Smith Sloan expressed disappointment that CMS is moving forward with the expansion of civil monetary penalties (CMPs). Mark Parkinson, president and CEO of the American Health Care Association and National Center for Assisted Living (AHCA/NCAL), said he is “deeply troubled” by the agency moving ahead with penalty expansion. It’s a clear indication of agency overreach when it comes to enforcement, he said.

“While we agree that deficient practices must be corrected to ensure the safety and wellbeing of residents, CMS continually chooses to take oversight responsibility only to the point of punishment and persists in prohibiting surveyors from offering immediate guidance to correct deficient practice when it is identified,” said Smith Sloan.

CMS holds a mistaken belief that financial penalties are an effective means of quality improvement, Smith Sloan added. She urged the agency to refocus and take steps to actively engage in quality improvement in a productive way — choosing the carrot and not the larger, stronger stick.

Updates to the SNF Quality Reporting Program measures were finalized as well, all focused on social determinants of health. CMS finalized a policy requiring facilities to participate in a process to validate data submitted under the QRP, beginning with data collected for 2027.

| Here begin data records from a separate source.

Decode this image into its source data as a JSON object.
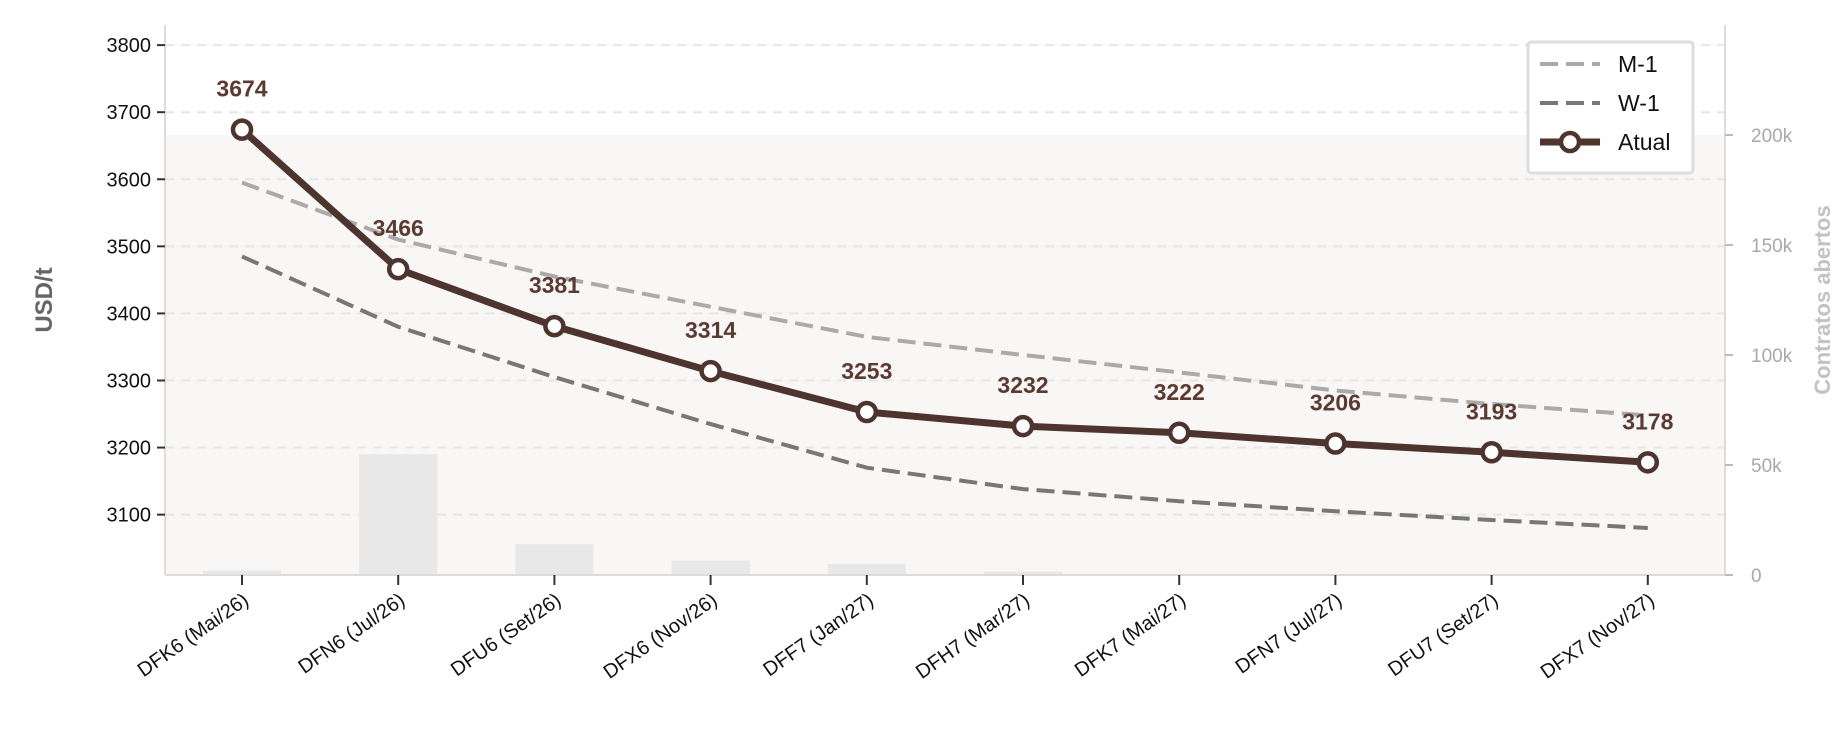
{
  "chart_data": {
    "type": "line",
    "ylabel": "USD/t",
    "y2label": "Contratos abertos",
    "categories": [
      "DFK6 (Mai/26)",
      "DFN6 (Jul/26)",
      "DFU6 (Set/26)",
      "DFX6 (Nov/26)",
      "DFF7 (Jan/27)",
      "DFH7 (Mar/27)",
      "DFK7 (Mai/27)",
      "DFN7 (Jul/27)",
      "DFU7 (Set/27)",
      "DFX7 (Nov/27)"
    ],
    "ylim": [
      3010,
      3830
    ],
    "yticks": [
      3100,
      3200,
      3300,
      3400,
      3500,
      3600,
      3700,
      3800
    ],
    "y2lim": [
      0,
      250000
    ],
    "y2ticks": [
      0,
      50000,
      100000,
      150000,
      200000
    ],
    "y2ticklabels": [
      "0",
      "50k",
      "100k",
      "150k",
      "200k"
    ],
    "grid": true,
    "legend_position": "top-right",
    "series": [
      {
        "name": "M-1",
        "style": "dashed",
        "color": "#aaaaaa",
        "values": [
          3595,
          3510,
          3455,
          3410,
          3365,
          3338,
          3312,
          3285,
          3265,
          3248
        ]
      },
      {
        "name": "W-1",
        "style": "dashed",
        "color": "#777777",
        "values": [
          3485,
          3380,
          3305,
          3235,
          3170,
          3138,
          3120,
          3105,
          3092,
          3080
        ]
      },
      {
        "name": "Atual",
        "style": "solid-markers",
        "color": "#4e342e",
        "values": [
          3674,
          3466,
          3381,
          3314,
          3253,
          3232,
          3222,
          3206,
          3193,
          3178
        ],
        "labels": [
          "3674",
          "3466",
          "3381",
          "3314",
          "3253",
          "3232",
          "3222",
          "3206",
          "3193",
          "3178"
        ]
      }
    ],
    "open_interest": {
      "name": "Contratos abertos",
      "color": "#e8e8e8",
      "values": [
        2000,
        55000,
        14000,
        6500,
        5000,
        1500,
        0,
        0,
        0,
        0
      ]
    },
    "area_background": {
      "color": "#f8f7f5",
      "values": [
        200000,
        200000,
        200000,
        200000,
        200000,
        200000,
        200000,
        200000,
        200000,
        200000
      ]
    }
  }
}
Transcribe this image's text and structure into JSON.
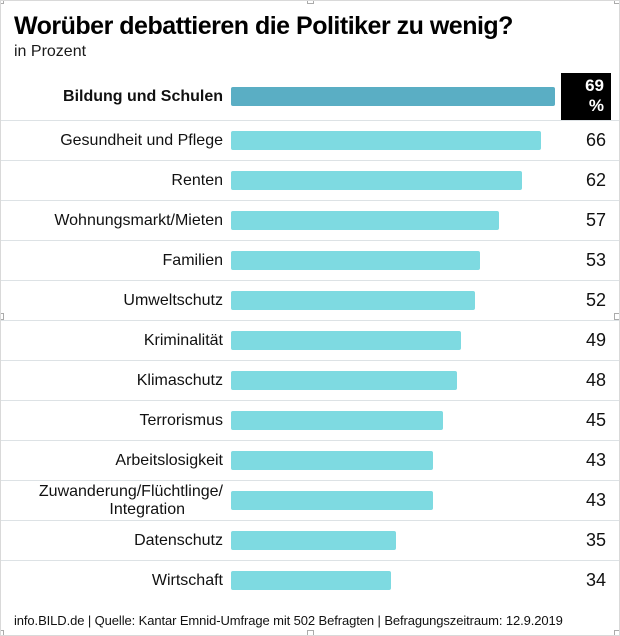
{
  "chart_data": {
    "type": "bar",
    "orientation": "horizontal",
    "title": "Worüber debattieren die Politiker zu wenig?",
    "subtitle": "in Prozent",
    "unit": "%",
    "value_axis_max": 69,
    "categories": [
      "Bildung und Schulen",
      "Gesundheit und Pflege",
      "Renten",
      "Wohnungsmarkt/Mieten",
      "Familien",
      "Umweltschutz",
      "Kriminalität",
      "Klimaschutz",
      "Terrorismus",
      "Arbeitslosigkeit",
      "Zuwanderung/Flüchtlinge/\nIntegration",
      "Datenschutz",
      "Wirtschaft"
    ],
    "values": [
      69,
      66,
      62,
      57,
      53,
      52,
      49,
      48,
      45,
      43,
      43,
      35,
      34
    ],
    "highlight": {
      "index": 0,
      "value_label": "69 %"
    },
    "colors": {
      "bar": "#7EDAE1",
      "highlight_bar": "#5AAEC4",
      "value_box_bg": "#000000",
      "value_box_text": "#FFFFFF"
    },
    "footer": "info.BILD.de | Quelle: Kantar Emnid-Umfrage mit 502 Befragten | Befragungszeitraum: 12.9.2019"
  }
}
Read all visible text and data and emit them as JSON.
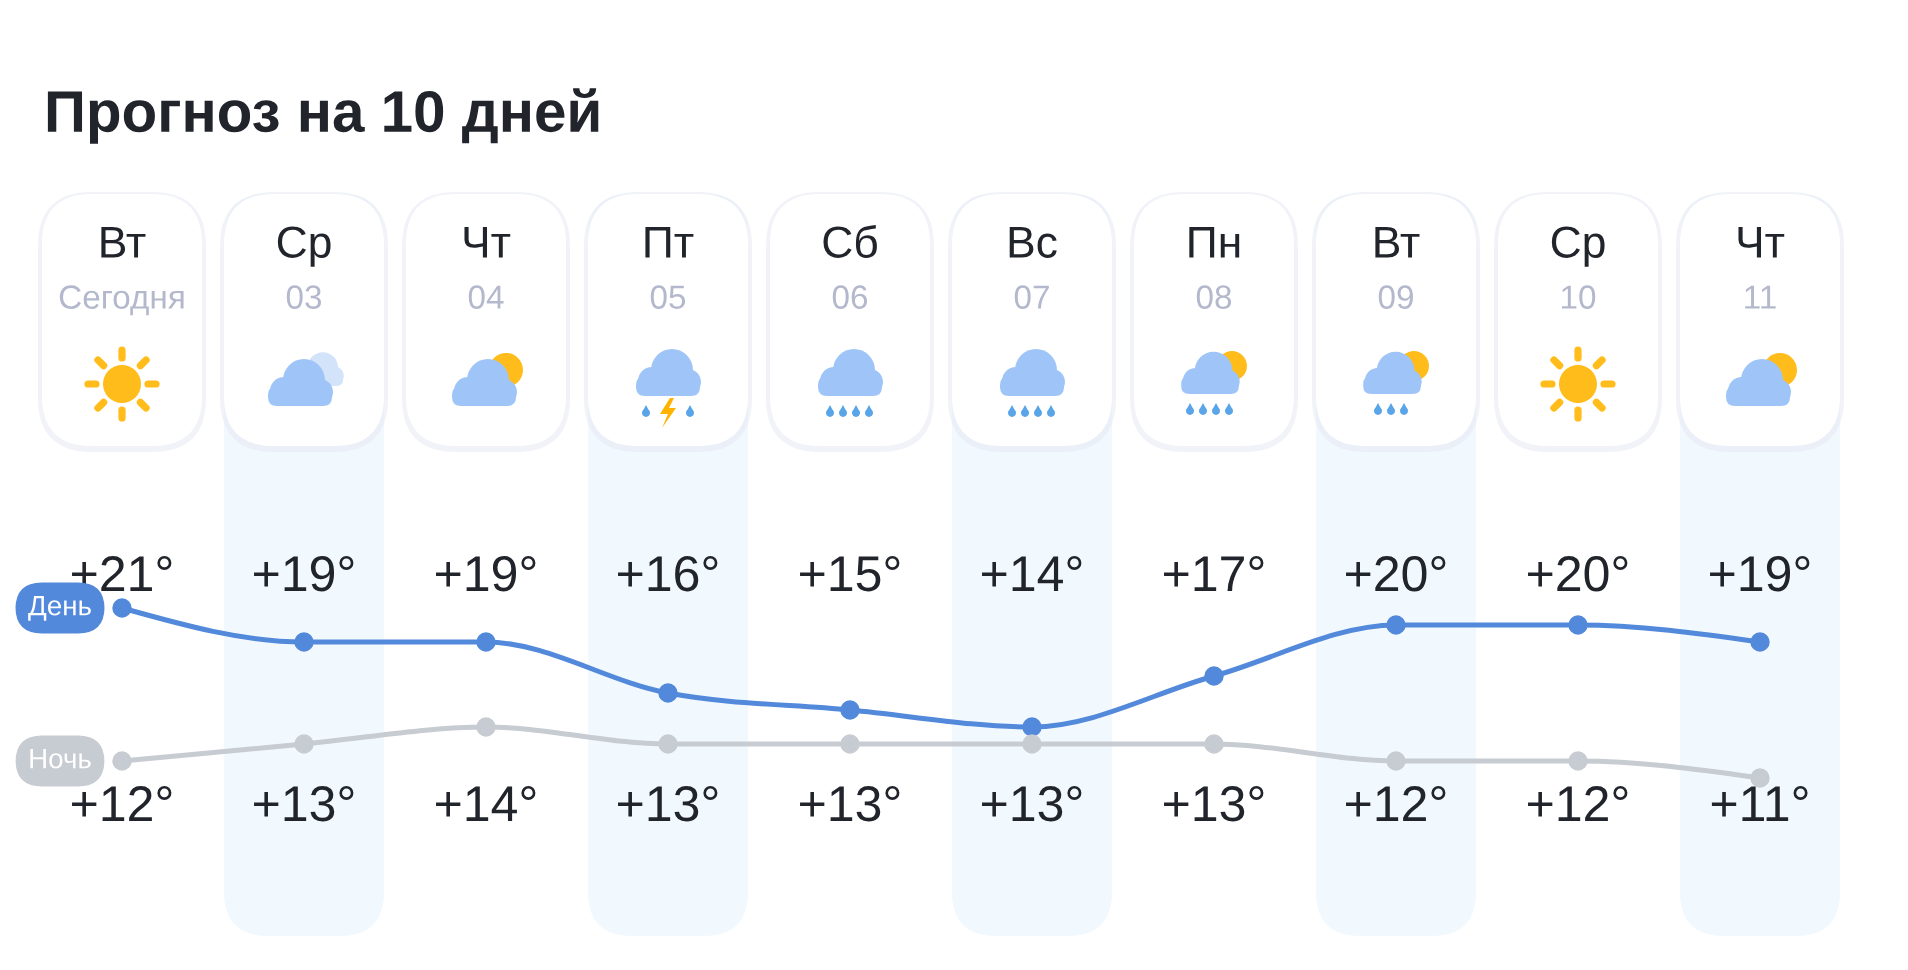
{
  "chart_data": {
    "type": "line",
    "title": "Прогноз на 10 дней",
    "categories": [
      "Вт\nСегодня",
      "Ср\n03",
      "Чт\n04",
      "Пт\n05",
      "Сб\n06",
      "Вс\n07",
      "Пн\n08",
      "Вт\n09",
      "Ср\n10",
      "Чт\n11"
    ],
    "series": [
      {
        "name": "День",
        "color": "#5289db",
        "values": [
          21,
          19,
          19,
          16,
          15,
          14,
          17,
          20,
          20,
          19
        ],
        "value_labels": [
          "+21°",
          "+19°",
          "+19°",
          "+16°",
          "+15°",
          "+14°",
          "+17°",
          "+20°",
          "+20°",
          "+19°"
        ]
      },
      {
        "name": "Ночь",
        "color": "#c7cbd2",
        "values": [
          12,
          13,
          14,
          13,
          13,
          13,
          13,
          12,
          12,
          11
        ],
        "value_labels": [
          "+12°",
          "+13°",
          "+14°",
          "+13°",
          "+13°",
          "+13°",
          "+13°",
          "+12°",
          "+12°",
          "+11°"
        ]
      }
    ],
    "bands": [
      {
        "axis": "x",
        "from": "Ср\n03",
        "to": "Ср\n03",
        "color": "#f2f9fe"
      },
      {
        "axis": "x",
        "from": "Пт\n05",
        "to": "Пт\n05",
        "color": "#f2f9fe"
      },
      {
        "axis": "x",
        "from": "Вс\n07",
        "to": "Вс\n07",
        "color": "#f2f9fe"
      },
      {
        "axis": "x",
        "from": "Вт\n09",
        "to": "Вт\n09",
        "color": "#f2f9fe"
      },
      {
        "axis": "x",
        "from": "Чт\n11",
        "to": "Чт\n11",
        "color": "#f2f9fe"
      }
    ],
    "tick_labels": "x",
    "marker": "circle",
    "line_style": "solid"
  }
}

“We must foster an approach where nursing homes and regulators are working together to do what’s best for the residents and remedying identified issues, not simply citing and fining,” said Parkinson. “We support the creation of incentives for nursing homes to enhance the quality of care and properly funding these facilities to ensure they have the necessary resources to provide high quality care.”

Operators that don’t meet reporting requirements are subject to a 2% reduction in their annual payment update, the agency said. CMS reports facility performance on QRP measures on the Care Compare website.

Changes to the Patient-Driven Payment Model (PDPM) International Classification of Diseases ICD-10 code mappings were finalized too, so that providers can provide more accurate, consistent and appropriate primary diagnoses that meet criteria for skilled nursing intervention during a Part A Medicare stay.

Zimmet Healthcare Services Group delved into ICD-10 changes in a timely conference earlier this month.